Comparison of PREMM5 and PREMMplus Risk Assessment Models to Identify Lynch Syndrome.

Purpose: Clinical risk assessment models can identify patients with hereditary cancer susceptibility, but it is unknown how multigene cancer syndrome prediction models compare with syndrome-specific models in assessing risk for individual syndromes such as Lynch syndrome (LS). Our aim was to compare PREMMplus (a 19-gene cancer risk prediction model) with PREMM5 (a LS gene-specific model) for LS identification.

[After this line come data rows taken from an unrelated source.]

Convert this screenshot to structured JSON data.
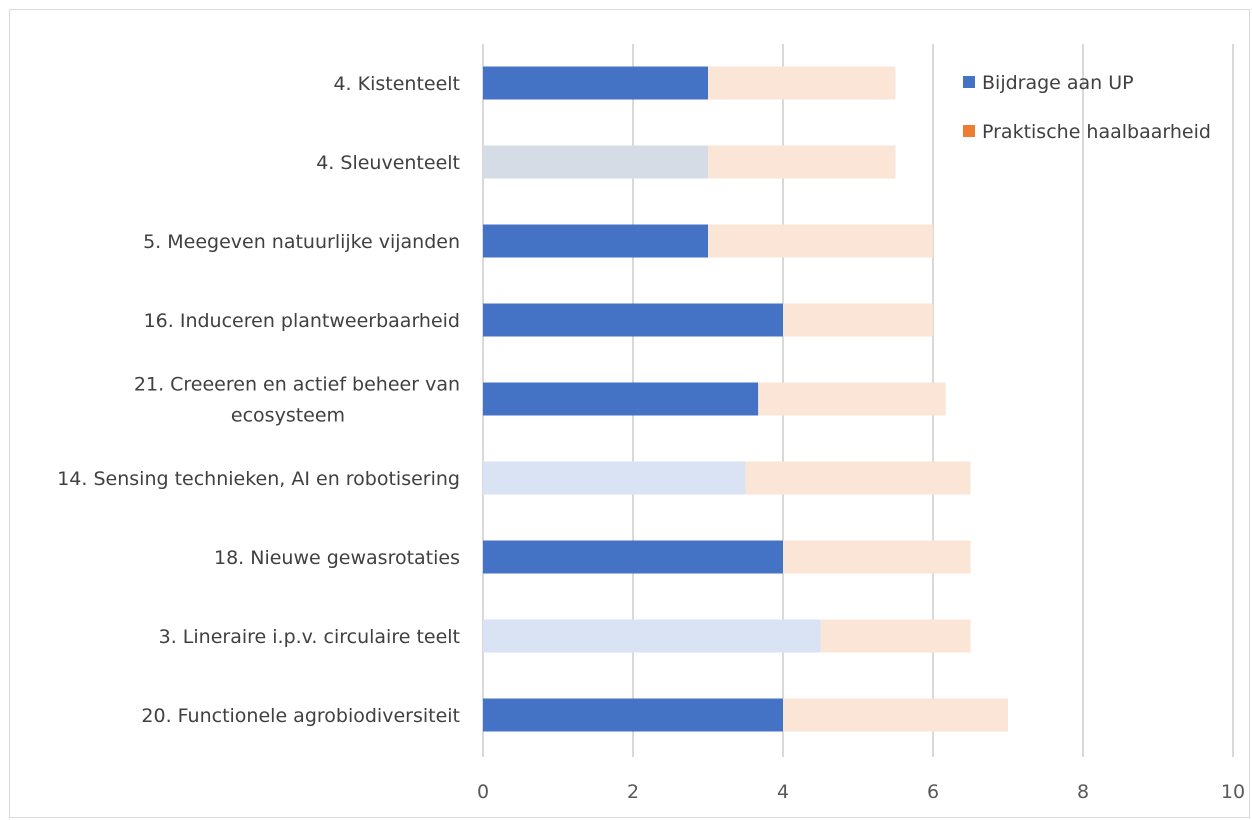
{
  "chart_data": {
    "type": "bar",
    "orientation": "horizontal",
    "stacked": true,
    "categories": [
      "4. Kistenteelt",
      "4. Sleuventeelt",
      "5. Meegeven natuurlijke vijanden",
      "16. Induceren plantweerbaarheid",
      "21. Creeeren en actief beheer van ecosysteem",
      "14. Sensing technieken, AI en robotisering",
      "18. Nieuwe gewasrotaties",
      "3. Lineraire i.p.v. circulaire teelt",
      "20. Functionele agrobiodiversiteit"
    ],
    "category_label_lines": [
      [
        "4. Kistenteelt"
      ],
      [
        "4. Sleuventeelt"
      ],
      [
        "5. Meegeven natuurlijke vijanden"
      ],
      [
        "16. Induceren plantweerbaarheid"
      ],
      [
        "21. Creeeren en actief beheer van",
        "ecosysteem"
      ],
      [
        "14. Sensing technieken, AI en robotisering"
      ],
      [
        "18. Nieuwe gewasrotaties"
      ],
      [
        "3. Lineraire i.p.v. circulaire teelt"
      ],
      [
        "20. Functionele agrobiodiversiteit"
      ]
    ],
    "series": [
      {
        "name": "Bijdrage aan UP",
        "color": "#4472c4",
        "values": [
          3,
          3,
          3,
          4,
          3.67,
          3.5,
          4,
          4.5,
          4
        ],
        "point_colors": [
          "#4472c4",
          "#d6dce5",
          "#4472c4",
          "#4472c4",
          "#4472c4",
          "#dae3f3",
          "#4472c4",
          "#dae3f3",
          "#4472c4"
        ]
      },
      {
        "name": "Praktische haalbaarheid",
        "color": "#ed7d31",
        "values": [
          2.5,
          2.5,
          3,
          2,
          2.5,
          3,
          2.5,
          2,
          3
        ],
        "point_colors": [
          "#fbe5d6",
          "#fbe5d6",
          "#fbe5d6",
          "#fbe5d6",
          "#fbe5d6",
          "#fbe5d6",
          "#fbe5d6",
          "#fbe5d6",
          "#fbe5d6"
        ]
      }
    ],
    "xlim": [
      0,
      10
    ],
    "xticks": [
      0,
      2,
      4,
      6,
      8,
      10
    ],
    "grid": true,
    "legend_position": "top-right",
    "title": "",
    "xlabel": "",
    "ylabel": ""
  }
}
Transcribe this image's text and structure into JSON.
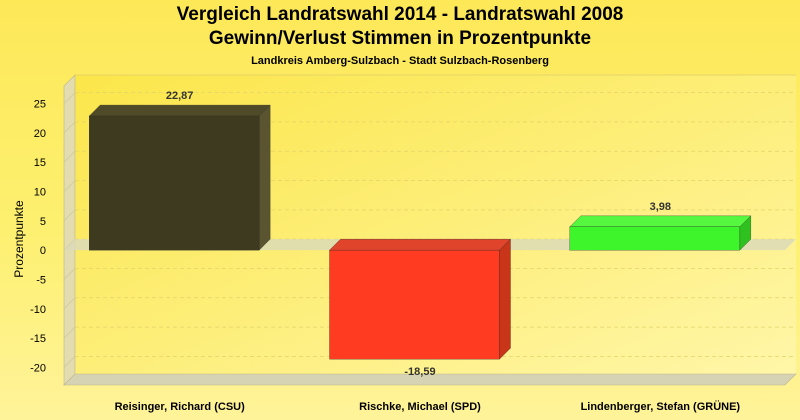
{
  "chart_data": {
    "type": "bar",
    "title": "Vergleich Landratswahl 2014 - Landratswahl 2008",
    "subtitle": "Gewinn/Verlust Stimmen in Prozentpunkte",
    "subtitle2": "Landkreis Amberg-Sulzbach - Stadt Sulzbach-Rosenberg",
    "ylabel": "Prozentpunkte",
    "xlabel": "",
    "categories": [
      "Reisinger, Richard (CSU)",
      "Rischke, Michael (SPD)",
      "Lindenberger, Stefan (GRÜNE)"
    ],
    "values": [
      22.87,
      -18.59,
      3.98
    ],
    "value_labels": [
      "22,87",
      "-18,59",
      "3,98"
    ],
    "ylim": [
      -23,
      28
    ],
    "yticks": [
      -20,
      -15,
      -10,
      -5,
      0,
      5,
      10,
      15,
      20,
      25
    ],
    "ytick_labels": [
      "-20",
      "-15",
      "-10",
      "-5",
      "0",
      "5",
      "10",
      "15",
      "20",
      "25"
    ],
    "colors": [
      "#3d3a1f",
      "#ff3c22",
      "#3ef42a"
    ],
    "side_colors": [
      "#5a5530",
      "#c83518",
      "#2fc11f"
    ],
    "top_colors": [
      "#4f4a28",
      "#e0452c",
      "#55f83f"
    ],
    "grid": true,
    "legend": "none"
  }
}
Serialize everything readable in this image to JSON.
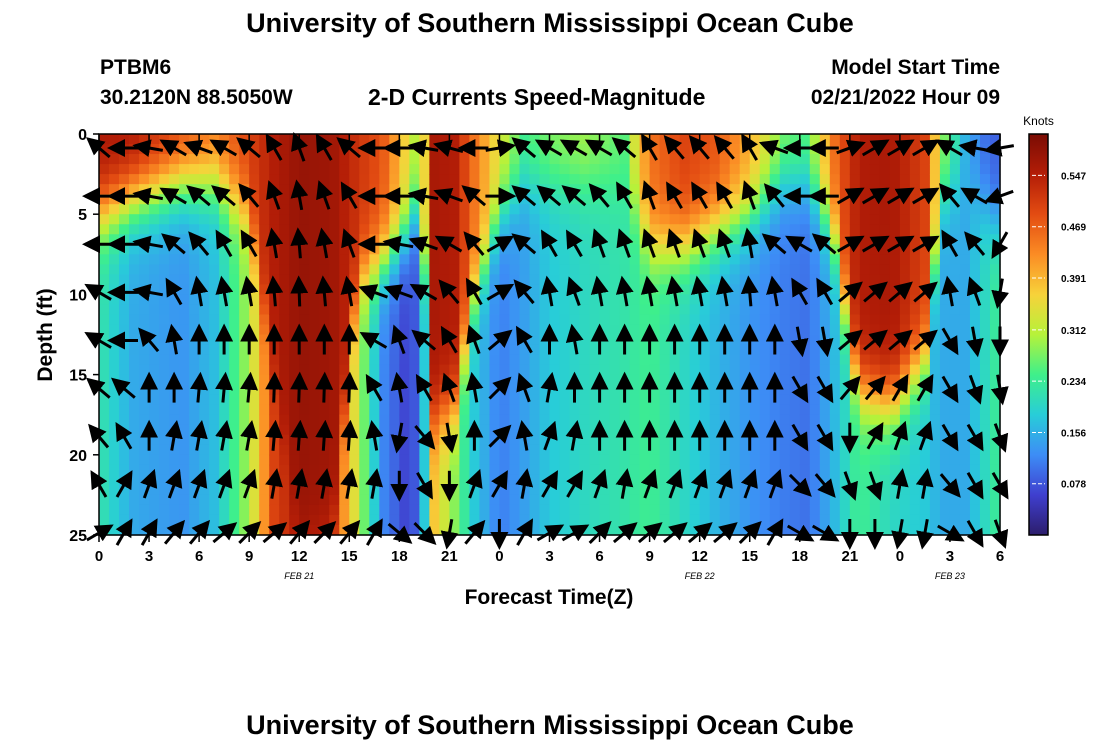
{
  "header": {
    "title": "University of Southern Mississippi Ocean Cube",
    "station": "PTBM6",
    "coords": "30.2120N  88.5050W",
    "product": "2-D Currents Speed-Magnitude",
    "model_start_label": "Model Start Time",
    "model_start_value": "02/21/2022 Hour 09"
  },
  "footer": {
    "title": "University of Southern Mississippi Ocean Cube"
  },
  "chart_data": {
    "type": "heatmap",
    "xlabel": "Forecast Time(Z)",
    "ylabel": "Depth (ft)",
    "x_range_hours": [
      0,
      54
    ],
    "y_range": [
      0,
      25
    ],
    "y_ticks": [
      0,
      5,
      10,
      15,
      20,
      25
    ],
    "x_ticks": [
      {
        "h": 0,
        "label": "0"
      },
      {
        "h": 3,
        "label": "3"
      },
      {
        "h": 6,
        "label": "6"
      },
      {
        "h": 9,
        "label": "9"
      },
      {
        "h": 12,
        "label": "12"
      },
      {
        "h": 15,
        "label": "15"
      },
      {
        "h": 18,
        "label": "18"
      },
      {
        "h": 21,
        "label": "21"
      },
      {
        "h": 24,
        "label": "0"
      },
      {
        "h": 27,
        "label": "3"
      },
      {
        "h": 30,
        "label": "6"
      },
      {
        "h": 33,
        "label": "9"
      },
      {
        "h": 36,
        "label": "12"
      },
      {
        "h": 39,
        "label": "15"
      },
      {
        "h": 42,
        "label": "18"
      },
      {
        "h": 45,
        "label": "21"
      },
      {
        "h": 48,
        "label": "0"
      },
      {
        "h": 51,
        "label": "3"
      },
      {
        "h": 54,
        "label": "6"
      }
    ],
    "date_labels": [
      {
        "h": 12,
        "label": "FEB 21"
      },
      {
        "h": 36,
        "label": "FEB 22"
      },
      {
        "h": 51,
        "label": "FEB 23"
      }
    ],
    "colorbar": {
      "unit": "Knots",
      "min": 0,
      "max": 0.61,
      "ticks": [
        0.078,
        0.156,
        0.234,
        0.312,
        0.391,
        0.469,
        0.547
      ],
      "colors": [
        "#2c1d6b",
        "#3f3fcf",
        "#3d8df6",
        "#28cdd8",
        "#3ff08a",
        "#b6f23a",
        "#f7d23a",
        "#fb8c24",
        "#e34c12",
        "#b31d07",
        "#7a0c04"
      ]
    },
    "speed_profile": [
      {
        "h": 0,
        "surface": 0.56,
        "half": 5,
        "deep": 0.22
      },
      {
        "h": 2,
        "surface": 0.56,
        "half": 4,
        "deep": 0.15
      },
      {
        "h": 5,
        "surface": 0.5,
        "half": 3,
        "deep": 0.13
      },
      {
        "h": 7,
        "surface": 0.45,
        "half": 3,
        "deep": 0.17
      },
      {
        "h": 9,
        "surface": 0.5,
        "half": 5,
        "deep": 0.3
      },
      {
        "h": 10.5,
        "surface": 0.55,
        "half": 15,
        "deep": 0.5
      },
      {
        "h": 12,
        "surface": 0.58,
        "half": 25,
        "deep": 0.55
      },
      {
        "h": 14,
        "surface": 0.57,
        "half": 25,
        "deep": 0.5
      },
      {
        "h": 15.5,
        "surface": 0.52,
        "half": 9,
        "deep": 0.32
      },
      {
        "h": 17,
        "surface": 0.48,
        "half": 8,
        "deep": 0.12
      },
      {
        "h": 18.5,
        "surface": 0.35,
        "half": 6,
        "deep": 0.06
      },
      {
        "h": 19.3,
        "surface": 0.28,
        "half": 4,
        "deep": 0.1
      },
      {
        "h": 20,
        "surface": 0.56,
        "half": 18,
        "deep": 0.38
      },
      {
        "h": 21.3,
        "surface": 0.55,
        "half": 17,
        "deep": 0.28
      },
      {
        "h": 22.5,
        "surface": 0.45,
        "half": 10,
        "deep": 0.18
      },
      {
        "h": 24,
        "surface": 0.34,
        "half": 5,
        "deep": 0.11
      },
      {
        "h": 25.5,
        "surface": 0.25,
        "half": 3,
        "deep": 0.14
      },
      {
        "h": 27,
        "surface": 0.28,
        "half": 3,
        "deep": 0.18
      },
      {
        "h": 29,
        "surface": 0.3,
        "half": 3,
        "deep": 0.2
      },
      {
        "h": 31.5,
        "surface": 0.26,
        "half": 3,
        "deep": 0.22
      },
      {
        "h": 33,
        "surface": 0.45,
        "half": 7,
        "deep": 0.24
      },
      {
        "h": 35,
        "surface": 0.5,
        "half": 7,
        "deep": 0.2
      },
      {
        "h": 37,
        "surface": 0.48,
        "half": 6,
        "deep": 0.16
      },
      {
        "h": 39,
        "surface": 0.4,
        "half": 5,
        "deep": 0.13
      },
      {
        "h": 41,
        "surface": 0.28,
        "half": 3,
        "deep": 0.11
      },
      {
        "h": 42.5,
        "surface": 0.26,
        "half": 3,
        "deep": 0.1
      },
      {
        "h": 44,
        "surface": 0.45,
        "half": 6,
        "deep": 0.16
      },
      {
        "h": 45.5,
        "surface": 0.55,
        "half": 16,
        "deep": 0.24
      },
      {
        "h": 47.5,
        "surface": 0.56,
        "half": 17,
        "deep": 0.2
      },
      {
        "h": 49.5,
        "surface": 0.5,
        "half": 14,
        "deep": 0.18
      },
      {
        "h": 50.5,
        "surface": 0.3,
        "half": 4,
        "deep": 0.15
      },
      {
        "h": 52,
        "surface": 0.15,
        "half": 3,
        "deep": 0.15
      },
      {
        "h": 53.5,
        "surface": 0.08,
        "half": 5,
        "deep": 0.22
      },
      {
        "h": 54,
        "surface": 0.1,
        "half": 6,
        "deep": 0.24
      }
    ],
    "vector_hours": [
      0,
      1.5,
      3,
      4.5,
      6,
      7.5,
      9,
      10.5,
      12,
      13.5,
      15,
      16.5,
      18,
      19.5,
      21,
      22.5,
      24,
      25.5,
      27,
      28.5,
      30,
      31.5,
      33,
      34.5,
      36,
      37.5,
      39,
      40.5,
      42,
      43.5,
      45,
      46.5,
      48,
      49.5,
      51,
      52.5,
      54
    ],
    "vector_depths": [
      0,
      3,
      6,
      9,
      12,
      15,
      18,
      21,
      24
    ],
    "vector_angles_deg": [
      [
        140,
        180,
        180,
        150,
        150,
        140,
        130,
        120,
        30
      ],
      [
        180,
        180,
        180,
        180,
        180,
        140,
        120,
        60,
        60
      ],
      [
        170,
        170,
        170,
        170,
        130,
        90,
        90,
        70,
        60
      ],
      [
        150,
        150,
        140,
        120,
        100,
        90,
        80,
        70,
        50
      ],
      [
        160,
        140,
        130,
        100,
        90,
        85,
        80,
        70,
        50
      ],
      [
        150,
        140,
        120,
        100,
        90,
        85,
        80,
        70,
        40
      ],
      [
        140,
        130,
        120,
        100,
        90,
        85,
        80,
        70,
        45
      ],
      [
        120,
        110,
        100,
        95,
        90,
        88,
        85,
        80,
        40
      ],
      [
        110,
        100,
        95,
        92,
        90,
        88,
        86,
        80,
        50
      ],
      [
        120,
        110,
        100,
        95,
        90,
        88,
        86,
        80,
        45
      ],
      [
        140,
        120,
        110,
        100,
        90,
        88,
        86,
        80,
        50
      ],
      [
        180,
        180,
        180,
        160,
        150,
        120,
        100,
        80,
        60
      ],
      [
        180,
        180,
        170,
        160,
        110,
        100,
        260,
        270,
        320
      ],
      [
        170,
        170,
        160,
        150,
        140,
        120,
        310,
        300,
        315
      ],
      [
        165,
        160,
        150,
        130,
        120,
        110,
        280,
        270,
        260
      ],
      [
        180,
        140,
        130,
        120,
        110,
        100,
        90,
        70,
        50
      ],
      [
        10,
        0,
        30,
        30,
        40,
        45,
        45,
        60,
        270
      ],
      [
        140,
        140,
        140,
        130,
        120,
        110,
        100,
        80,
        60
      ],
      [
        150,
        140,
        120,
        100,
        90,
        80,
        70,
        60,
        30
      ],
      [
        150,
        140,
        120,
        110,
        100,
        90,
        80,
        60,
        30
      ],
      [
        150,
        130,
        110,
        100,
        90,
        90,
        90,
        70,
        45
      ],
      [
        140,
        120,
        110,
        100,
        90,
        90,
        90,
        80,
        40
      ],
      [
        120,
        110,
        110,
        100,
        90,
        90,
        90,
        70,
        40
      ],
      [
        130,
        120,
        110,
        100,
        90,
        90,
        90,
        70,
        40
      ],
      [
        130,
        120,
        110,
        100,
        90,
        90,
        90,
        70,
        40
      ],
      [
        130,
        120,
        110,
        100,
        90,
        90,
        90,
        70,
        40
      ],
      [
        120,
        110,
        100,
        95,
        90,
        90,
        90,
        70,
        45
      ],
      [
        160,
        130,
        140,
        100,
        90,
        90,
        90,
        70,
        60
      ],
      [
        180,
        180,
        150,
        120,
        280,
        300,
        300,
        315,
        330
      ],
      [
        180,
        180,
        140,
        120,
        280,
        300,
        300,
        310,
        330
      ],
      [
        20,
        30,
        30,
        40,
        40,
        50,
        270,
        290,
        270
      ],
      [
        30,
        30,
        30,
        40,
        40,
        50,
        60,
        290,
        270
      ],
      [
        30,
        30,
        30,
        40,
        40,
        60,
        70,
        80,
        260
      ],
      [
        30,
        30,
        30,
        40,
        40,
        60,
        70,
        80,
        260
      ],
      [
        150,
        130,
        120,
        100,
        300,
        300,
        300,
        310,
        330
      ],
      [
        170,
        150,
        130,
        110,
        280,
        290,
        300,
        300,
        300
      ],
      [
        190,
        200,
        240,
        260,
        270,
        280,
        290,
        300,
        290
      ]
    ]
  }
}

Methods: We analyzed data from two cohorts of patients undergoing germline testing from a commercial laboratory (n = 12,020) and genetics clinic (n = 6,232) with personal and/or family histories of LS-associated cancer. Individual PREMMplus and PREMM5 scores were calculated for all patients. Using a score cutoff of $\ge$2.5%, we calculated the sensitivity, specificity, positive predictive value, and negative predictive value (NPV) for identifying LS with each model. Overall ability to discriminate LS carriers from noncarriers was measured using receiver operating characteristic (ROC)-AUC.

Results: PREMMplus had higher sensitivity than PREMM5 in the laboratory- (63.7% [95% CI, 57.0 to 70.0] v 89.2% [95% CI, 84.4 to 93.0]) and clinic-based cohorts (60.8% [95% CI, 52.7 to 68.4] v 90.5% [95% CI, 84.8 to 94.6]). NPV was ≥98.8% for both models in both cohorts. PREMM5 had superior discriminatory capacity to PREMMplus in the laboratory- (ROC-AUC, 0.81 [95% CI, 0.77 to 0.84] v 0.71 [95% CI, 0.67 to 0.75]) and clinic-based cohorts (ROC-AUC, 0.79 [95% CI, 0.75 to 0.84] v 0.68 [95% CI, 0.64 to 0.73]).

Conclusion: Both PREMM5 and PREMMplus demonstrated high NPVs (>98%) in LS discrimination across all patient cohorts, and both models may be used to identify individuals at risk of LS. The choice of which model to use can be based on the goals of risk assessment and patient population.